Dear Mom,
Sunday nights were quiet at the hospital.
Dinner trays collected and emptied of uneaten remains, and most visitors already whispered good night. There was less hustle and bustle in the corridors too as the staff moved softly from room to room.
Your room was dimly lit by a lamp on the bedside table, as the sun has already set hours before on that late November night.
I held your hand as you laid sleeping, wondering, and hoping that you were dreaming of happy times, Mom. Your hand was so warm, soft, and small compared to mine. My own life rested in those hands as you slept.
As the stillness crept over your room, I tried to imagine the sensation of my little hand in yours at four, five, or six years old. But I could only imagine the strength and love communicated in your grasp that had held on and picked me up throughout my life.
Despite how we had come to be here and all the suffering born before, it was one of the most beautiful moments of my life.
While you were sleeping, I waited for an update from the medical staff. It was past nine when I let go of your hand and chased down the doctor on his rounds.

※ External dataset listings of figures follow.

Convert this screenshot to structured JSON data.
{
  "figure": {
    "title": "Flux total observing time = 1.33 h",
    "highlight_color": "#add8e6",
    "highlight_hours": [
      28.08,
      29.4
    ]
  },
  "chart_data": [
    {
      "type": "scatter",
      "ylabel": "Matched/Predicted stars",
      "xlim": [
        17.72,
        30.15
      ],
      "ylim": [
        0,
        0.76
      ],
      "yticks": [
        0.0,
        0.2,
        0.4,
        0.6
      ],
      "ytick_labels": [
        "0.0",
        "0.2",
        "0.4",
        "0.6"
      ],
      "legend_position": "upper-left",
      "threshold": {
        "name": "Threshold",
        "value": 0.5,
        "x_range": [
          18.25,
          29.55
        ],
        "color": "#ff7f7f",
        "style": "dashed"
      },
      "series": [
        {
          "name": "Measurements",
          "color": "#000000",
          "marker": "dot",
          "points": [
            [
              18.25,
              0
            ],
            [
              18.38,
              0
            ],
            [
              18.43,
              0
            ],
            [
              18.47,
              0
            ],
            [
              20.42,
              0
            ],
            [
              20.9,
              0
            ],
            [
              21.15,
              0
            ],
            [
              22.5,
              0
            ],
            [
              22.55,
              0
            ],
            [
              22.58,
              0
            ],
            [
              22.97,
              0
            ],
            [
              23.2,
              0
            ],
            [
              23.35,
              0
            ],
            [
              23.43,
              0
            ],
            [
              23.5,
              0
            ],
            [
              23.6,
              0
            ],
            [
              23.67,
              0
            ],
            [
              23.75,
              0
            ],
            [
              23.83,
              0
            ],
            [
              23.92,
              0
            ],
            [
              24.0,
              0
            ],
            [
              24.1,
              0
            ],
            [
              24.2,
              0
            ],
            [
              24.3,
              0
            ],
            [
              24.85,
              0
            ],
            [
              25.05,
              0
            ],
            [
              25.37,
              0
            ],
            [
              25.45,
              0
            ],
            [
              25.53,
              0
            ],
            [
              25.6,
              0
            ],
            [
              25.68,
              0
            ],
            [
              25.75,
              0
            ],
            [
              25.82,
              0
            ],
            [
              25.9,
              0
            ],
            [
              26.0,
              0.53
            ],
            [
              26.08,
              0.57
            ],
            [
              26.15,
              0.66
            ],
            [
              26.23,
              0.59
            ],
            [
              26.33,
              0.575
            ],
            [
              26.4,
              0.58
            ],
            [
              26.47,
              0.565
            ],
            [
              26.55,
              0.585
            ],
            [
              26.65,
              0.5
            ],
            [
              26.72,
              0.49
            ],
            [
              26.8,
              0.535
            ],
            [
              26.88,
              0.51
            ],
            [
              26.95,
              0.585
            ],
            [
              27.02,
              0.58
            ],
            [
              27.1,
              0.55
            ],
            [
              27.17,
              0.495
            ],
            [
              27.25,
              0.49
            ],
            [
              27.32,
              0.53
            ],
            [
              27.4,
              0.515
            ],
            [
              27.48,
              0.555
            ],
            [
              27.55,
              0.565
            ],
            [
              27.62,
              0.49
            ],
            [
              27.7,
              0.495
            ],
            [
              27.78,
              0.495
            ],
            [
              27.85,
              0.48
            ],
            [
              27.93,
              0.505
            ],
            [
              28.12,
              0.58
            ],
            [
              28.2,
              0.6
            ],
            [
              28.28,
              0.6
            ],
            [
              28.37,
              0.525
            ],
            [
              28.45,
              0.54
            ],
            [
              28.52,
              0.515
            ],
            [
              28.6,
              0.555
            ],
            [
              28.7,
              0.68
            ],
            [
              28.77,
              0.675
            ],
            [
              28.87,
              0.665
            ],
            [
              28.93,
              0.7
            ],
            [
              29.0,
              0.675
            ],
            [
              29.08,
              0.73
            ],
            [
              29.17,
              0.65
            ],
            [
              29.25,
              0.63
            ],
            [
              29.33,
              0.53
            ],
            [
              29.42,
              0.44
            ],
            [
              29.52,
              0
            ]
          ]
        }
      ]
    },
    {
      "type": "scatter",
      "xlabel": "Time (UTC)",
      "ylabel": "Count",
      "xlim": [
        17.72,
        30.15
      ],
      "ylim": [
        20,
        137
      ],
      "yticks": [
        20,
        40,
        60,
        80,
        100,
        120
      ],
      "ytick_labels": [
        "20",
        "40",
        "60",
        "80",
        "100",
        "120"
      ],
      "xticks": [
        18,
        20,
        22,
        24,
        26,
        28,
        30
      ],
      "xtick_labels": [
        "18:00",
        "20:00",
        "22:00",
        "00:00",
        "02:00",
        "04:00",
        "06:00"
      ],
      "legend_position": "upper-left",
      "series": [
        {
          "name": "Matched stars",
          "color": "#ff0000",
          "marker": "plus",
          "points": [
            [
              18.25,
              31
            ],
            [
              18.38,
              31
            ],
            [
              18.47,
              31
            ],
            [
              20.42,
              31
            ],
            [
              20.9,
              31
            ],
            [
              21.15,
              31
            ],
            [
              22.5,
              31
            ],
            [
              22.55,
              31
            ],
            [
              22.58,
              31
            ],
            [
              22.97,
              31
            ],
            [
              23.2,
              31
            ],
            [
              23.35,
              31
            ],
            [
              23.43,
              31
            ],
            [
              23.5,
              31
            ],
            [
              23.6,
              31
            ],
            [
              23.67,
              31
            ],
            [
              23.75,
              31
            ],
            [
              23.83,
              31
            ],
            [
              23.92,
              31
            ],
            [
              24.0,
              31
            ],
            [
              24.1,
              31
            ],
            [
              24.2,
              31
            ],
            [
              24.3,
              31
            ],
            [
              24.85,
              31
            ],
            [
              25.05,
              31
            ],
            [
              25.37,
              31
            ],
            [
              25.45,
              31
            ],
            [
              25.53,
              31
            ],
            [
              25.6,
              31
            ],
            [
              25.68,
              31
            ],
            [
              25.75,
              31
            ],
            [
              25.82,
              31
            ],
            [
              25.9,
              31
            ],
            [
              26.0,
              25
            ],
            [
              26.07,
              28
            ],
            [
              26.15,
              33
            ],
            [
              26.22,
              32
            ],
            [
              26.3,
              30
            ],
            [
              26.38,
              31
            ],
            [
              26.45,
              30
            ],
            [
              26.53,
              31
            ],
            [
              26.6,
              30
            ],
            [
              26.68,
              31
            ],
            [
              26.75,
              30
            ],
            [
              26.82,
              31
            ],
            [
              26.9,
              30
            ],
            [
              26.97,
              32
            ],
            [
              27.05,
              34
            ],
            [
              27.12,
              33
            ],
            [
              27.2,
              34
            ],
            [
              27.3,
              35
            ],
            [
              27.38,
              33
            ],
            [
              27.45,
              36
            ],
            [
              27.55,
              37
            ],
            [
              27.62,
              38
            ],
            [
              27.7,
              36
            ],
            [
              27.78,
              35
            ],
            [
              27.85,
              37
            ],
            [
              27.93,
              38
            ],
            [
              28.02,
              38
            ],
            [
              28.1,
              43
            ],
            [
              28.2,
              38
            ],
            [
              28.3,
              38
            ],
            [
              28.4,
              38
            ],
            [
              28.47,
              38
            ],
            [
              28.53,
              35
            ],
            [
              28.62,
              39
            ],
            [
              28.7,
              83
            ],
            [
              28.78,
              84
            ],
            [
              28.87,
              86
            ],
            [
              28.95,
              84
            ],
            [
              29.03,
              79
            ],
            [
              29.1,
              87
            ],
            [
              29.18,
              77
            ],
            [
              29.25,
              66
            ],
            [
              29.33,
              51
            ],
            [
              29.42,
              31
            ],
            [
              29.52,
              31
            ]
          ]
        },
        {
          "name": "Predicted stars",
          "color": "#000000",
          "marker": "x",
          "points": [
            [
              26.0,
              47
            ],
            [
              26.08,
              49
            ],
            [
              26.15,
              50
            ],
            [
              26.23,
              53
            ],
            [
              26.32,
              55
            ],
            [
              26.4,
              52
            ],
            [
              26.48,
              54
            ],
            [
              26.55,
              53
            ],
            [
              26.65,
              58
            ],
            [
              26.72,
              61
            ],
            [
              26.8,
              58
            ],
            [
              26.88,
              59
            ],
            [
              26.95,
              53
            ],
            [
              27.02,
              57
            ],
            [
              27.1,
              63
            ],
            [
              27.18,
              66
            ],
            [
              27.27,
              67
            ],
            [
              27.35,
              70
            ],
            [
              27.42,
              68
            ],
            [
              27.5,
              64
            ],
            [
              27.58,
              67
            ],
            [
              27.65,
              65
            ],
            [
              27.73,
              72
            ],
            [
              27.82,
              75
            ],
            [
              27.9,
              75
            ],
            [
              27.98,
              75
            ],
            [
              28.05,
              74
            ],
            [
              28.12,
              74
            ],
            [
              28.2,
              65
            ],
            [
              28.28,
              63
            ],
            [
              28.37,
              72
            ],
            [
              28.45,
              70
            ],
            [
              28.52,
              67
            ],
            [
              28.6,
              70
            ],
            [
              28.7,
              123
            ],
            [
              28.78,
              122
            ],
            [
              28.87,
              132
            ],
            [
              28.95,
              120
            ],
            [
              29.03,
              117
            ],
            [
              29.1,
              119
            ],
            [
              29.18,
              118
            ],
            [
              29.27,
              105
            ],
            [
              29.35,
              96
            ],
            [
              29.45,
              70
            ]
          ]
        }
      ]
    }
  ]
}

The resident on duty, whom I had never met before, quickly scanned your chart. Under the cool, fluorescent hallway lights, he told me that all your major organs were shutting down and I should prepare myself.
I couldn’t believe what I was hearing. I knew the time when I would have to let go of your hand for the very last time was approaching, but not on that peaceful night. Not yet.
I should prepare myself. Prepare myself how?
Stunned, I checked on you and left to find a phone to begin the horrid task of calling family. Conversations went something like, “How long does she have?” “I have no idea. Soon.”
The phone tree was set in motion, and I returned to your room, taking your hand once again. But the earlier tranquility was gone. I was overwhelmed with grief and the most aloneness I have ever felt.
I don’t know how long I sat there like that, but sometime later, my youngest brother appeared. His appearance was both miraculous and heroic. We sat up overnight in the family room down the hall, periodically checking on you and quietly talking.
I was so comforted by his presence.
As the sun came up, my brother left for work and I returned to your room to await the arrival of your oncologist on his early rounds. His six-foot, six-inch frame swept into your room like a freight train. He seemed all optimistic and cheerful after scanning your chart, which made me feel angry and confused. He seemed honestly surprised by my response.
I followed him out to the hallway and shared what had been communicated overnight. After reviewing your chart again, he said he would investigate further and return. Shortly after, they transferred you back to the oncology floor to the largest, swankiest corner suite.
It was time to prepare myself.
Your eldest daughter who was never prepared for anything, whose hands must have slipped away so often while always reaching for the bright, shiny next thing, was, once again, not prepared to let go for the last time.
I hope that over the years, I held on as much as or more than I let go, Mom. And if I could, I never would have let go at last.